As Pearl strikes up a casual relationship with the town’s projectionist and chats to her sister-in-law Mitzi, this a deliberately one-note film. Pearl is plainly and patently bonkers. Bad stuff is about to go down and every inflexion is telegraphed well ahead with the subtlety of a fluorescent pitchfork. And normally, this would be a fatal death blow for any film less convinced of its premise – but not Pearl.
Steamrollering towards a local dance audition that could parachute Pearl to a different future, Hitchcock’s Psycho is ready to take over where The Wizard of Oz left off. Whilst Pearl’s Texas may not be Kansas, Mia Goth is completely possessed by her sense of destiny. Wild-eyed and smiling beatifically whenever the situation calls for it, her performance harks back to a Betty Davis on the prowl, nervously looking for affirmation in everyone she terrifies. Wrestling with whether she’s a “good person”, America’s well-documented need for external validation gets brushed with a brick when she realises that the farm she so desperately wants to escape is the only place that will support her version of reality.

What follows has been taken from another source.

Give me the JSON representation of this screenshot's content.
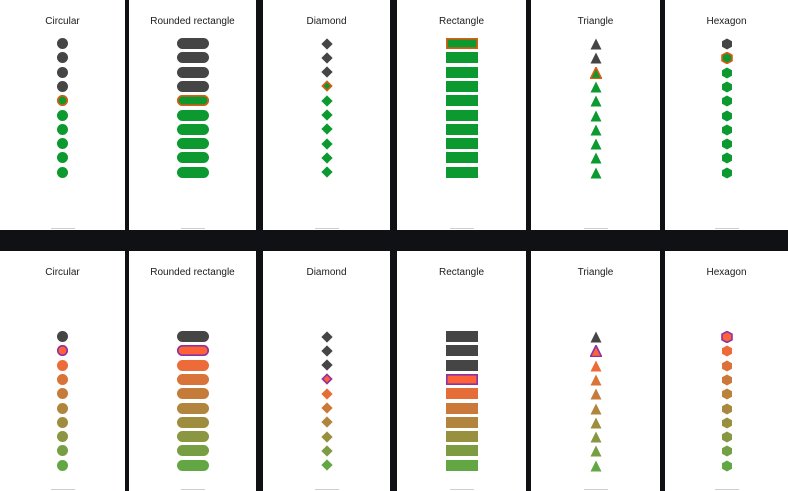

With red flags having been constantly waived by this point, this isn’t a film for surprises but that is its clever conceit. By not attempting to withhold anything from you, you will ultimately crave any kind of hidden secret that Pearl, the film, will delight in denying you.
Sitting through the credits, I have to admit Pearl is one of the most tonally challenging films I’ve watched in a long, long time. From the direction, the score, the scoring and the script, it sails right on the edge of parody without ever capsizing over into it.
See Pearl. Let her knowingly frustrate you. It’ll be worth it.